La balance commerciale de la zone euro vire au rouge en avril
C’est un signal que les marchés n’attendaient pas. La zone euro a enregistré un déficit commercial de 1,0 milliard d’euros sur les biens en avril 2026, mettant fin à une longue série d’excédents. Un an plus tôt, en avril 2025, la balance affichait encore un solde positif de 8,7 milliards d’euros. Le revirement, en l’espace de douze mois, est aussi soudain que significatif.
Les données publiées par Eurostat ce 15 juin illustrent une tension croissante sur les échanges extérieurs de la zone, tiraillée entre une demande d’importations en accélération et des exportations qui peinent à suivre le rythme.
Les importations accélèrent deux fois plus vite que les exportations
Les chiffres sont sans équivoque.

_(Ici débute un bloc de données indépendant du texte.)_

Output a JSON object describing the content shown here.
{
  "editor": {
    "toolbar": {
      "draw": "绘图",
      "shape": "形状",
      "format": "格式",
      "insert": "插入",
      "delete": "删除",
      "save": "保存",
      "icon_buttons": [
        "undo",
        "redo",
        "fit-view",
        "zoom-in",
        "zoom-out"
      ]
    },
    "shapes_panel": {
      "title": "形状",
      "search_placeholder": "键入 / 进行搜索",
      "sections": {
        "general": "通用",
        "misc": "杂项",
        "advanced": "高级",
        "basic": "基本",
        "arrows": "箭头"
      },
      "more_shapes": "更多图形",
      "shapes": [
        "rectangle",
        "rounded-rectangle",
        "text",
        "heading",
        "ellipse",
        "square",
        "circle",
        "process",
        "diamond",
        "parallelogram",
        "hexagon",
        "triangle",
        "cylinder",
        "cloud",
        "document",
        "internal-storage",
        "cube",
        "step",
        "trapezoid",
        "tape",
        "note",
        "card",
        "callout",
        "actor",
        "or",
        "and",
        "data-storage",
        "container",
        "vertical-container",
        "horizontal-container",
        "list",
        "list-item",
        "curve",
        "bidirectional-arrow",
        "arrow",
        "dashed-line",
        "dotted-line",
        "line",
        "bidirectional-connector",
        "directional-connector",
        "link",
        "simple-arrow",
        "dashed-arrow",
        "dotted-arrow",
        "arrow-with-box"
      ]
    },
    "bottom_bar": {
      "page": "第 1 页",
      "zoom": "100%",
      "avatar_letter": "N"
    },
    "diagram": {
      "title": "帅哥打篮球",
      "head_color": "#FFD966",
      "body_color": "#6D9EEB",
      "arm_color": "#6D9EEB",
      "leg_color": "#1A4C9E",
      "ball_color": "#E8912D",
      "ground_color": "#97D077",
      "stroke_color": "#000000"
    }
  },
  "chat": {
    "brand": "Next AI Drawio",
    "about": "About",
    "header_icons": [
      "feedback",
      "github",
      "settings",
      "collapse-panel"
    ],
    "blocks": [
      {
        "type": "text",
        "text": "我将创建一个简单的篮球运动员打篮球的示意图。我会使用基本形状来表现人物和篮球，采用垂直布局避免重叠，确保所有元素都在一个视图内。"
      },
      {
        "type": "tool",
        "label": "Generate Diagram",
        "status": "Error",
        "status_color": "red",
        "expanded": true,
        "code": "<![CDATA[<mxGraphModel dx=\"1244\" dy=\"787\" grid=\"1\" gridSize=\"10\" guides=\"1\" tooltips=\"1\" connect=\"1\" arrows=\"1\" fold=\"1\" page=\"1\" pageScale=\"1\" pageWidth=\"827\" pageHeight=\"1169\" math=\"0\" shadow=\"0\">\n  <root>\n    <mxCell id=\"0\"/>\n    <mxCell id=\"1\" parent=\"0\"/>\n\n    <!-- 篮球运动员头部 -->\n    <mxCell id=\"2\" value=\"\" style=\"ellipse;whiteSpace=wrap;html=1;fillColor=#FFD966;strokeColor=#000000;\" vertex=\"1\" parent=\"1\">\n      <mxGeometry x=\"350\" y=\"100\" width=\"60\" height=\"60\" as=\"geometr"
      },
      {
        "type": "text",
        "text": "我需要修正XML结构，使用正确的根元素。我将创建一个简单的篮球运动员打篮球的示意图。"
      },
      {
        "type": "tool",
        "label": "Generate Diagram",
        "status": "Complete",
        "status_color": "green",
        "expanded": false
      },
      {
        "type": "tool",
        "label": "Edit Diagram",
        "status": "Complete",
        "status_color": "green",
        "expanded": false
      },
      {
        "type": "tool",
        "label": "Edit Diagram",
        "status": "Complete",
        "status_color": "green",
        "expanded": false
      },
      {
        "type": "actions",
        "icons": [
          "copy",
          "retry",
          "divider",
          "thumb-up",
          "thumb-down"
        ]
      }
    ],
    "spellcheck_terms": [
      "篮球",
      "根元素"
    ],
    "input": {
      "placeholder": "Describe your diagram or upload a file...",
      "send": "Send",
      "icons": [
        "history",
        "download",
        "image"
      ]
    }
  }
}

Les exportations de biens de la zone euro ont certes progressé en avril, atteignant 255,4 milliards d’euros contre 243,3 milliards un an plus tôt, soit une hausse de 5,0 %. Mais les importations ont affiché une dynamique bien plus soutenue, bondissant de 9,3 % pour s’établir à 256,4 milliards d’euros — soit un milliard de plus que les exportations.
Ce déséquilibre entre les deux flux suffit à plonger la balance dans le rouge. Et le phénomène ne se limite pas à la zone euro : l’Union européenne dans son ensemble a également affiché un déficit de 7,1 milliards d’euros en avril, contre un excédent de 7,3 milliards à la même période en 2025. En un an, le solde de l’UE s’est dégradé de plus de 14 milliards d’euros.
Énergie et machines : les deux plaies de la balance extérieure européenne
Derrière ces chiffres, deux secteurs concentrent l’essentiel de la dégradation. D’abord, le poste énergétique. Depuis le début de 2025, le déficit commercial sur les produits énergétiques s’est creusé de manière continue. Les importations en provenance des États-Unis et de la Norvège ont représenté à elles seules un déficit combiné de plus de 28 milliards d’euros au premier trimestre 2026 — un fardeau structurel qui pèse durablement sur la balance globale.
Ensuite, les machines et véhicules : secteur historiquement excédentaire pour l’Europe, il connaît lui aussi un tassement de ses performances à l’export. Les deux tendances combinées expliquent pourquoi l’excédent commercial de l’UE avait déjà été divisé par deux au premier trimestre 2026, retombant à 12,7 milliards d’euros contre 23,6 milliards au dernier trimestre 2025, selon les données d’Eurostat.
Les exportations vers les États-Unis en chute libre
Le contexte géopolitique aggrave le tableau. Sur les trois premiers mois de l’année, les exportations de l’UE vers les États-Unis ont reculé de près d’un tiers, sous l’effet des tensions tarifaires persistantes entre Washington et Bruxelles. Ce repli prive l’Europe d’un de ses principaux débouchés commerciaux au moment même où ses importations s’envolent.
La tendance n’est pas nouvelle : dès janvier 2026, la zone euro avait déjà affiché un déficit commercial de 1,9 milliard d’euros. Février et mars avaient certes permis un rebond en excédent, mais les données d’avril confirment que la dynamique de fond reste orientée à la baisse.
L’Allemagne reste excédentaire, mais elle ne peut pas tout compenser
Il est un pays qui tient encore la ligne : l’Allemagne, premier exportateur de la zone euro, a affiché un excédent commercial national de 14,5 milliards d’euros en avril. Ce chiffre, qui contraste fortement avec le déficit global de la zone, suggère que la dégradation de la balance commerciale est principalement concentrée dans les autres États membres, dont les économies sont plus exposées à la hausse des coûts énergétiques et moins compétitives sur les marchés tiers.
Cette géographie du déficit complique d’autant plus la réponse politique commune. Les responsables européens, déjà sous pression face aux droits de douane américains et à la dépendance énergétique persistante du continent, devront désormais composer avec une dégradation plus large et plus rapide que prévu de la position extérieure de l’Europe.